Rink Club Skate advertisement from Nicholson's roller skating rink book
Conner Rink Club Skate advertisement from Nicholson’s roller skating rink book

The 1880s saw a short-lived craze for roller skating in America. Operators opened up skating rinks in most major cities, and boosters like Thomas Nicholson of Boston tried to stimulate the trade by publishing tips to help rink operators pull in business with contests, spectacles, and prizes. Here are two suggestions that one hopes, for the animals’ sake, were never actually tried.


Fox Drive

If a fox can be procured, this attraction can be made extremely exciting. Before the evening for the drive the fox should be turned loose in the rink, and run about by a half dozen boys, so that the fox may become accustomed to the place. If this is not done, it is possible he would become stupefied with fear on the night of the Drive, and refuse to run at all, and thus render the Drive a failure, and a matter of regret to the Manager. Woven wire should be stretched about the rink so that the fox can not get to the audience. When all ready, turn two young men into the enclosure, and then turn the fox loose. If they fail to catch the fox in two minutes, let two other contestants try It for same time, and if they fail, still two other; and if they fail, then let all six try it, and if they are unable to catch the fox, the Manager will have provided a great deal of amusement without the expense of paying for the stipulated prize.
 
 

Pig Chase

Select for this attraction a pig weighing about one hundred pounds, but not so fat as to render him clumsy. Chase him around the rink five or six times of evenings after the rink closes, so that he may become accustomed to the floor and the lights. On the night for the Catch have the pig clipped and greased, and then turn him in the rink. Only two young men should be allowed to attempt to catch him at a chase. It should be stipulated in the “Catch” that when one contestant has hold of the pig that the other must stand aside until he either gets the pig in the basket which should be provided for him, at the judges’ feet, or gets away. A chase should be timed to two minutes. If the young men fail in this time to catch the pig, then two others try, and if they fail, two others; and if the six fail, then let all try.
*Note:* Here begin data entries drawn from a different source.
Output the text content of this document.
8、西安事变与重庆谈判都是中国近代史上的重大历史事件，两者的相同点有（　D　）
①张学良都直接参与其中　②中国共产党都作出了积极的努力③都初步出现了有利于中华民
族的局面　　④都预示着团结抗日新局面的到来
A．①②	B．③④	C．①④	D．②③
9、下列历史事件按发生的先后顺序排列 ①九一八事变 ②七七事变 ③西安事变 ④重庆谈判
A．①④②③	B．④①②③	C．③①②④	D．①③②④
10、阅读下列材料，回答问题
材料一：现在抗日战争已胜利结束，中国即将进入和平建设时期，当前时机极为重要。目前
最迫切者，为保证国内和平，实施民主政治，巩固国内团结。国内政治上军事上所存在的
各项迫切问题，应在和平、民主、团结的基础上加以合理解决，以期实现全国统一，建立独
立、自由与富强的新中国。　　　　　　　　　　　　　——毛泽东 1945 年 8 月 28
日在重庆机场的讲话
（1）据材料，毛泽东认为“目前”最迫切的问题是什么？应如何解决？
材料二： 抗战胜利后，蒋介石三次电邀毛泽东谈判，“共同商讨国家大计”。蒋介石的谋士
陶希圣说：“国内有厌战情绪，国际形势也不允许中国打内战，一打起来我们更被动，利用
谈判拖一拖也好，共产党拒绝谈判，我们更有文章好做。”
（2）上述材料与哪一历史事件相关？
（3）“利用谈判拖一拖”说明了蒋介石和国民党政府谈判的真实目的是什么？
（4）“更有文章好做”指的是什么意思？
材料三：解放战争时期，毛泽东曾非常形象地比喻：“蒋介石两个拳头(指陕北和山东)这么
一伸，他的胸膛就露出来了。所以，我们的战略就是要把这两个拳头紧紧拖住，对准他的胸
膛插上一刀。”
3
The pig is to be caught and carried to the basket, and laid in, and not thrown in.


“This attraction is very amusing, and will no doubt call for repetitions,” Nicholson adds. How jolly.

From Nicholson’s roller skating rink book, containing over sixty choice and novel attractions with full instructions to rink managers, by Thomas Nicholson, published by Nicholson & Bro., Richmond, Indiana, 1886. Available online at the Internet Archive: Link.